Pietro Sanguineti _Void. 2009 Copyright: Pietro-Sanguinet
Pietro Sanguineti _Void. 2009 Copyright: Pietro-Sanguineti

Welche Bedeutung hat der Ausstellungstitel THE BLACK AND WHITE KEY?

Das ist die einfachste und schwierigste Frage zugleich: ein Schlüssel zur Wertefindung. – Eigentlich möchte ich es gerne als Rätsel belassen; denn wenn man lange darüber nachdenkt, entschlüsselt sich einem schon der Inhalt und bestenfalls vielleicht durch die Ausstellung. Aber vielleicht als Brücke: Mit Schlüssel verbindet man meistens etwas wie Öffnen oder Schließen. Wenn ich mir Fragen stelle, was öffnet sich, wie kann ich mich den drängenden Fragen öffnen und wo kehre ich mich ab und es verschließt sich etwas. Wo binde ich mich an, was sind meine Werte, wie finde ich den Schlüssel für meinen persönlichen Wertebegriff.

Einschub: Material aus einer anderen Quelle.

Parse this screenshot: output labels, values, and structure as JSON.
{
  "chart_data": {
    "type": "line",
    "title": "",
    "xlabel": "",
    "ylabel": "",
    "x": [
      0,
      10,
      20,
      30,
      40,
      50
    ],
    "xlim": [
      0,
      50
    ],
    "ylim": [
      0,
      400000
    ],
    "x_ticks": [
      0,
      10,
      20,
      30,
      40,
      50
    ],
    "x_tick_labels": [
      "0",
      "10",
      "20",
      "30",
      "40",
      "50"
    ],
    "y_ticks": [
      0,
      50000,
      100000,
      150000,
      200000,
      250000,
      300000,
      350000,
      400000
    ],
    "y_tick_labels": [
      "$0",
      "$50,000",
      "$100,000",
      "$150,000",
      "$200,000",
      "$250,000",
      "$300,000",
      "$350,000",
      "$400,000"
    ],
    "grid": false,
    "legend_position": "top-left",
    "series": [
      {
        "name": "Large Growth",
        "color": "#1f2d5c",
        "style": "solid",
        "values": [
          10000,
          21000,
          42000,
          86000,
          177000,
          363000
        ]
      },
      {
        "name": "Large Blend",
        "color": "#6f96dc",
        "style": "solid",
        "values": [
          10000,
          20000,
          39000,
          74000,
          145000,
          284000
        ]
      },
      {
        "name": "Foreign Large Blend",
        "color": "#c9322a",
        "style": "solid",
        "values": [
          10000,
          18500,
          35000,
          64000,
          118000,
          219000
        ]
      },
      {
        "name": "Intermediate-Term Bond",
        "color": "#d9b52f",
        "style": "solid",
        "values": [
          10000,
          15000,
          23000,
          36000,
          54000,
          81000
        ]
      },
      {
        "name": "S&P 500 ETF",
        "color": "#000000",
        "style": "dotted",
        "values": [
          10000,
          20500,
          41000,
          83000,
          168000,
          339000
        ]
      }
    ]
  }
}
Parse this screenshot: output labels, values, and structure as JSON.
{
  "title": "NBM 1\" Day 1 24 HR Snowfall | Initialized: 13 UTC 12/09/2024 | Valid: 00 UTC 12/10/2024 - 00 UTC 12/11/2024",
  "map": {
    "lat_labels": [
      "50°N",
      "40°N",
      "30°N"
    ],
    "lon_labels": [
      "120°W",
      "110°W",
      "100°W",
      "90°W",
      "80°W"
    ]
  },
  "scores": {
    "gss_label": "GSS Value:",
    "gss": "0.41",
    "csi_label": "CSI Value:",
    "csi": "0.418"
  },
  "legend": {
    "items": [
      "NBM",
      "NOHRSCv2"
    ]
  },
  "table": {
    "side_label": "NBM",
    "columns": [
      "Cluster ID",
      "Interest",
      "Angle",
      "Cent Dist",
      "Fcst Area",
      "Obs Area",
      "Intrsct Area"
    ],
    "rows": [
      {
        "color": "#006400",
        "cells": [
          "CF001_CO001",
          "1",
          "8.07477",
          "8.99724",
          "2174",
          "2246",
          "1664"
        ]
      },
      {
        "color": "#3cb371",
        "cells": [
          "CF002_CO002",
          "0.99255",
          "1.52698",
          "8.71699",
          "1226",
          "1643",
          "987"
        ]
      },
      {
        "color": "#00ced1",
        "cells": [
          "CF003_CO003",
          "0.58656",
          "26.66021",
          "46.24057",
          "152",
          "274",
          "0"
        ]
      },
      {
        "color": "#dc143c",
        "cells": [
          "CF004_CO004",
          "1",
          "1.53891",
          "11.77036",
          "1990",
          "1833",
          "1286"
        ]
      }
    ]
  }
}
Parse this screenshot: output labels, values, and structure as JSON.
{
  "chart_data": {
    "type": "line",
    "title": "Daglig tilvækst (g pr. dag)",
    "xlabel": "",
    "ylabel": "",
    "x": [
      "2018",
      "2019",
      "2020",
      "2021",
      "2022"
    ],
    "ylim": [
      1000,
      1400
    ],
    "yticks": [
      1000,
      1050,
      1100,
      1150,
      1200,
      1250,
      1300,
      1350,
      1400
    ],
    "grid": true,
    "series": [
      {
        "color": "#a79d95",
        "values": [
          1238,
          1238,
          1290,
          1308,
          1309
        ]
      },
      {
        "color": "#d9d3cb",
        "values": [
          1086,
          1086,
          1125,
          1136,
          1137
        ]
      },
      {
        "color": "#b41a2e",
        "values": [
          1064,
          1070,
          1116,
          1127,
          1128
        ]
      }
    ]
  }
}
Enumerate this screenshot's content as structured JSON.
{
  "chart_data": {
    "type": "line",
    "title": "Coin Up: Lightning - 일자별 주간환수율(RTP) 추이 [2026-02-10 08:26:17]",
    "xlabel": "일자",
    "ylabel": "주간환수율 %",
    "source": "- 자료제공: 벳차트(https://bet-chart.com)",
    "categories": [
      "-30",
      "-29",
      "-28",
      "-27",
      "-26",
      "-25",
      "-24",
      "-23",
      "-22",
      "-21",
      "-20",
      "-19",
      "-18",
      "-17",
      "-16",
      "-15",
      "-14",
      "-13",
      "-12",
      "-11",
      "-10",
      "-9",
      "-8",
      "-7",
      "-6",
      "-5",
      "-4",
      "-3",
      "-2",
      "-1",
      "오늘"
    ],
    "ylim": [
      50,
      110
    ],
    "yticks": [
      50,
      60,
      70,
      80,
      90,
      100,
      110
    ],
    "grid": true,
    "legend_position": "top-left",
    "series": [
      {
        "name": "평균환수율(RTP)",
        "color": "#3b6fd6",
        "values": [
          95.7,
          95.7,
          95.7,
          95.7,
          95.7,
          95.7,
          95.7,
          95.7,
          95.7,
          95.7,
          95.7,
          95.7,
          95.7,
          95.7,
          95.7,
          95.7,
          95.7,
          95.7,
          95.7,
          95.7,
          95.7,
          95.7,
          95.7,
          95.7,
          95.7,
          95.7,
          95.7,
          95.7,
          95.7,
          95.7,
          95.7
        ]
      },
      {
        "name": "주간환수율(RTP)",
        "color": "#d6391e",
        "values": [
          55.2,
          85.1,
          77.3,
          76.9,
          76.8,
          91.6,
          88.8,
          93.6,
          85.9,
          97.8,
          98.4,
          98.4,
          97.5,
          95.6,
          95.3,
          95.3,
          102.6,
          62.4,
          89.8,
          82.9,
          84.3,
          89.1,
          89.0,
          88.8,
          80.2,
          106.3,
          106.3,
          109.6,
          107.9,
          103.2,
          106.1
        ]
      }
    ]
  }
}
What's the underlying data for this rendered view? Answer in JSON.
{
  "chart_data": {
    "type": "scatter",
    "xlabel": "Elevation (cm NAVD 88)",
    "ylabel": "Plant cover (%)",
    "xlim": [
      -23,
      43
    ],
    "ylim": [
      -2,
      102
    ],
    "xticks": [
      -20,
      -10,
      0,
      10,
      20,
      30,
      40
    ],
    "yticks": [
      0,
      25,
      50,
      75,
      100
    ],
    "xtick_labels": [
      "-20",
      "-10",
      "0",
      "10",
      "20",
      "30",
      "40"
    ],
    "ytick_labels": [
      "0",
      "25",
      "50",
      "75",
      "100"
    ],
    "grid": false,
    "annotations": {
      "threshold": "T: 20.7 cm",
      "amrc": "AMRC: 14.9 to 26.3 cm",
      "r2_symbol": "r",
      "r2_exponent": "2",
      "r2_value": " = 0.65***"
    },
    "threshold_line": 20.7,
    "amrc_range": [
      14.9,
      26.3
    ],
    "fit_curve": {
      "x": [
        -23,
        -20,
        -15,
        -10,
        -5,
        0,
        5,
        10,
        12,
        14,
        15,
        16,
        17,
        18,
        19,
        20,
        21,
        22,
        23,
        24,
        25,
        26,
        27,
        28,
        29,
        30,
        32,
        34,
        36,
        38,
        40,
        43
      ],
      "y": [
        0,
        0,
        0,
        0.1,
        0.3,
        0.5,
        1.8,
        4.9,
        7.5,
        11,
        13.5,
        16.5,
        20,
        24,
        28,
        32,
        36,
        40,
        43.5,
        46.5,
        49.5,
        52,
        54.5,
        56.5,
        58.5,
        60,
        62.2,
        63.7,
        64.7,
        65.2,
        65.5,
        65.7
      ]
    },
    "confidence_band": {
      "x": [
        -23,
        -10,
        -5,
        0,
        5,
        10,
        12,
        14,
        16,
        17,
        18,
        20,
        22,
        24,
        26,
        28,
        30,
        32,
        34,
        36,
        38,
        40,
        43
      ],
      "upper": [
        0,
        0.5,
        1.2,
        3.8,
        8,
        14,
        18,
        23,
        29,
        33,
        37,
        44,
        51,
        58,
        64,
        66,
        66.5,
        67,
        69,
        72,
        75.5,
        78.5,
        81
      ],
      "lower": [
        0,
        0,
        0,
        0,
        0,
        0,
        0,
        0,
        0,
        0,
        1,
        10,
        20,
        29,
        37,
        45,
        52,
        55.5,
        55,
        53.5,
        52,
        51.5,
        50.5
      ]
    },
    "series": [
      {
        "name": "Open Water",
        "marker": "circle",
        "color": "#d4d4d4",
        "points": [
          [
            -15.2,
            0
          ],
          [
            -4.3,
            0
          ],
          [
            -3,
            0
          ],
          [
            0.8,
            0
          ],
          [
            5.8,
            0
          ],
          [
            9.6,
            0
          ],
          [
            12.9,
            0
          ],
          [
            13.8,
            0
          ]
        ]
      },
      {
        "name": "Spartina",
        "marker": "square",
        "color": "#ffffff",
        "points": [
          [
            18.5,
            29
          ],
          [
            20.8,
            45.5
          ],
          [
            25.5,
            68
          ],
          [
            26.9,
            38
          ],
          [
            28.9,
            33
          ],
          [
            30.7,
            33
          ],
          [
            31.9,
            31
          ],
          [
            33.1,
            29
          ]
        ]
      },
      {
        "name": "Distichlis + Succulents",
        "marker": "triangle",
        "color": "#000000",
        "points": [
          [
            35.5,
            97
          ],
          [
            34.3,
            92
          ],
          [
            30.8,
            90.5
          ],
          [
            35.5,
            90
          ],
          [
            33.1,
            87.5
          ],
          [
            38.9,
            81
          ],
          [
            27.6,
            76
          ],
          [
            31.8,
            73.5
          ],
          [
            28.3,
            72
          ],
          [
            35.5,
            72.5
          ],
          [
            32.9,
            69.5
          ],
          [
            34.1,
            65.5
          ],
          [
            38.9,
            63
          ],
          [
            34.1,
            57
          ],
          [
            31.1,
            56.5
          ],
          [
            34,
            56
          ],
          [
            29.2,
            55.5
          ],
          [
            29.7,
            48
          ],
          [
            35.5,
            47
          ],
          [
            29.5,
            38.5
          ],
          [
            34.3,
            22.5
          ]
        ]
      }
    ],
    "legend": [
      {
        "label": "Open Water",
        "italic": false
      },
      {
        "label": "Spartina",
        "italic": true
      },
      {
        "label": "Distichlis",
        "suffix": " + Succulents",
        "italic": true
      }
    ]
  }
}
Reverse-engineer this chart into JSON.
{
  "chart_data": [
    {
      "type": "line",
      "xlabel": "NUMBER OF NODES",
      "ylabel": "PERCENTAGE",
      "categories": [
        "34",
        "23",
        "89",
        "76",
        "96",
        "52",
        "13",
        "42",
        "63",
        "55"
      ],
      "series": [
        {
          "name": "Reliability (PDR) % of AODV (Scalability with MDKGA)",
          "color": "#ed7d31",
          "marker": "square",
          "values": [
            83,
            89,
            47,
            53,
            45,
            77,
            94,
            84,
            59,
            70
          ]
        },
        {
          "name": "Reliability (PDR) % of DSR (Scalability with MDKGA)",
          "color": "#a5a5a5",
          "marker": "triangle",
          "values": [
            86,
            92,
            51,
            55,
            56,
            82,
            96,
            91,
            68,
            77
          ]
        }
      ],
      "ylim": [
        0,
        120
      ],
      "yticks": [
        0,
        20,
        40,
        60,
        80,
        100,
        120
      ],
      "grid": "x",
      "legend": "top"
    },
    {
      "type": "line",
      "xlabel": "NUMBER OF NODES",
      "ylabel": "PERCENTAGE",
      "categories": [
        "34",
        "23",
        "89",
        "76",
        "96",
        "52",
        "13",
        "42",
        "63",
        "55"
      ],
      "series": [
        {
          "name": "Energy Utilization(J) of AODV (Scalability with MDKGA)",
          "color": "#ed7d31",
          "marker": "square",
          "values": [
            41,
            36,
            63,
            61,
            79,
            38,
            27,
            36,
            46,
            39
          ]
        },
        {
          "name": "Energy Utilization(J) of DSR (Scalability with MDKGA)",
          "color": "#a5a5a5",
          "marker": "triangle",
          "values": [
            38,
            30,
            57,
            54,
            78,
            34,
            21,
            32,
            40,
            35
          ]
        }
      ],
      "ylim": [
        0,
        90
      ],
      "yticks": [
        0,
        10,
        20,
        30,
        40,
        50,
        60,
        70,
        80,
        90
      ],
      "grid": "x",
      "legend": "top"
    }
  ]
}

Ziel  dieser  Ausstellung  ist  es  einen  unabhängigen Diskurs  zu  den Grundelementen menschlicher Existenz zu führen. Wie sieht das bestmögliche Ergebnis dieses Diskurses für Sie aus?

 Nun Ziel, besser vielleicht eher Intention oder ein Versuch an sich: Wenn sich bei einigen Menschen, bei Einem, eine Tür öffnet und sei sie noch so klein. Ich ringe ja selbst in Allem und nehme mich da gar nicht aus. Aber wenn ich es schaffe, dass ich bei dem Einen oder Anderen eine Frage anrege, die damit wiederum eine Bewegung,  ein Sich-Fortbewegen  – wohin auch immer – zur Folge hat, habe ich doch schon viel gewonnen. Ich bin kein Wirschafter, es geht mir nicht um messbare Erfolge, sondern wenn überhaupt, verstehe ich mich vielleicht als „Bewegungshelfer“.

DANKE!

Interview: Barbara Green

THE  BLACK  AND  WHITE  KEY ist  eine  von  VISIONS  OF  THE  PRESENT  konzipierte Ausstellungsreihe zeitgenössischer Kunst.

Die Gruppenausstellung THE BLACK AND WHITE KEY zeigt 13 Künstlerinnen und Künstler:
Wolfgang  Betke,  Ulrike  Buhl, Ulrike  Buhl,  Sabine  Groß,  Marc  Jung,  Markus  Keibel, Isabel, Kerkermeier,  Sebastian  Neeb,  Jennifer  Oellerich,  Pietro  Sanguineti,  Wiebke  Maria, Wachmann, Michaela Zimmer.

THE BLACK AND WHITE KEY eröffnet am Freitag, den 20.3.2015 um 19 – 1 Uhr.
Ausstellung vom 20.3.- 05.04.2015 im Schau Fenster –  Raum für Kunst, Lobeckstr. 30-35, 10969 Berlin – Kreuzberg.